5. Are there any charges if I transfer?

Some pensions may apply a charge when you transfer out. These can be significant – sometimes several thousand pounds (depending on the size of your fund) so it’s important to check if one applies in your case.

6. Will the investments in the new pension be right for the amount of risk I’m prepared to take?

You may want to decide for yourself how to invest your money, or your adviser may make recommendations for you. Either way it’s important the investments chosen are appropriate for the amount of risk you’re prepared to take with your money – remember, investments can go up or down.

If you use an adviser they will need to be clear about what fee they will charge, whether it’s for one-off or ongoing advice – find out more below.

7. Will I need ongoing advice?

Depending on the new pension you choose it may be important for you to have ongoing reviews. Some fund selections need to be reviewed from time to time to maintain the balance of your portfolio.

It is also possible that the amount of risk you’re prepared to take could change over time, for example if your financial situation changes, or as you get nearer to retirement.

Your adviser should explain this, and whether it applies to the pension they recommend. If so they may be able to offer you an ongoing service.

Ask yourself if you have enough knowledge and experience of investment to make decisions without the need for an adviser.

Do you need financial advice?

It can be difficult to make suitable decisions without advice, even when you have all the information you need. So unless you are absolutely sure, you should seek professional financial advice.

If you decide to get advice, make sure your adviser gives you full answers to each of the questions raised above.

It may be helpful to print this guide out and take it with you to any meetings with an adviser and use it as a checklist to refer to when reading any of their written recommendations. If you decide not to get advice make sure you fully understand the risks and benefits of transferring your pension.

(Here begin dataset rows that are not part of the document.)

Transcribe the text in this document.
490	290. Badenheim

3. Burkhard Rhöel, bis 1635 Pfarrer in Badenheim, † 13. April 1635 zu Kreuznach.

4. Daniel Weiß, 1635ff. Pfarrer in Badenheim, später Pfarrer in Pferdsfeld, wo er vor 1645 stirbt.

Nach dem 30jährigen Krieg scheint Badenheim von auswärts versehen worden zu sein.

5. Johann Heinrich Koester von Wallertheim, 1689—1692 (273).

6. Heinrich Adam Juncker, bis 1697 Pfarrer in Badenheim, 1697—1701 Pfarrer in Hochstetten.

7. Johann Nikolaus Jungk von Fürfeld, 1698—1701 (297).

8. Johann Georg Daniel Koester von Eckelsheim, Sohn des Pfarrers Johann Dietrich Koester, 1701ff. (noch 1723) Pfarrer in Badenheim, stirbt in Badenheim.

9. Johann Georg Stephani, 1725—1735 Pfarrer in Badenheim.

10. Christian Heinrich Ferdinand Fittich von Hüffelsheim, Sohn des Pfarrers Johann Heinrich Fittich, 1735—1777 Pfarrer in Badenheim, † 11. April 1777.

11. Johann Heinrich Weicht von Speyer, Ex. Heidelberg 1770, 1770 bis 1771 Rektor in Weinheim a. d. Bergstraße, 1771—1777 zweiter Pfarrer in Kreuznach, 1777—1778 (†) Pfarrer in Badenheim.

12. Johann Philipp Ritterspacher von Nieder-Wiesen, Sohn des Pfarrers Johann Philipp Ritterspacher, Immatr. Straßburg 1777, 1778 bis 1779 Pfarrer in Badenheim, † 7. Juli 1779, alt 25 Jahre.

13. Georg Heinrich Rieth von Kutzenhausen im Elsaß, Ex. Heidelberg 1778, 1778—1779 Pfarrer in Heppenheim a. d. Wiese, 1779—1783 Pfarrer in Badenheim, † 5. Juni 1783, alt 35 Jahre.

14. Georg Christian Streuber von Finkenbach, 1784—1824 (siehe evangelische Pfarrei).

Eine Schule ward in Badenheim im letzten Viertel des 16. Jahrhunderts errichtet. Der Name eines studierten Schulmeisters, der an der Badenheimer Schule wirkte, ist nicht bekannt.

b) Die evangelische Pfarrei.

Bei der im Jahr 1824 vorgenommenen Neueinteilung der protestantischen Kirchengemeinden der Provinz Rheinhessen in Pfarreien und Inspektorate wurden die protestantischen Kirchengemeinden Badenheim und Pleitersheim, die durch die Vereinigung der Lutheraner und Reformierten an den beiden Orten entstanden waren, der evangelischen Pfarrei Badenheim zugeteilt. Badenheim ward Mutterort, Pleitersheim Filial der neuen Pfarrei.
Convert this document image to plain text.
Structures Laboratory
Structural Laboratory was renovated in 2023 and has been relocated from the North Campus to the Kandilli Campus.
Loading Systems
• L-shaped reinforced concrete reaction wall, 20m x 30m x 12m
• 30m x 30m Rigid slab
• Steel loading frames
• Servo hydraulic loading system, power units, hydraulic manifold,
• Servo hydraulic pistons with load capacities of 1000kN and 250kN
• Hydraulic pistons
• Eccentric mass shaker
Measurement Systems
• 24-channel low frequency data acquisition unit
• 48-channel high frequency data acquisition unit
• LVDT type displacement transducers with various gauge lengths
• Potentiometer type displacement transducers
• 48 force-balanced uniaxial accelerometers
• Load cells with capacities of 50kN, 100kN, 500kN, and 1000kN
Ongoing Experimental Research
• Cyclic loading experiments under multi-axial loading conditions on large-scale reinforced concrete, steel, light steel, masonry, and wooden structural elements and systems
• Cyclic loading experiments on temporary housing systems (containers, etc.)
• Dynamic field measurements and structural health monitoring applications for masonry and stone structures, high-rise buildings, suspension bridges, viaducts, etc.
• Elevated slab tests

Financial advice – charges

You will have to pay your adviser a fee for any one-off or ongoing advice service and they must agree this with you upfront. New rules introduced at the start of 2013 mean advisers can no longer take commission from a pension product they recommend to you – find out more below. Their charges are for the advice they give you. This can be paid directly by you, or often this can be deducted from your pension plan.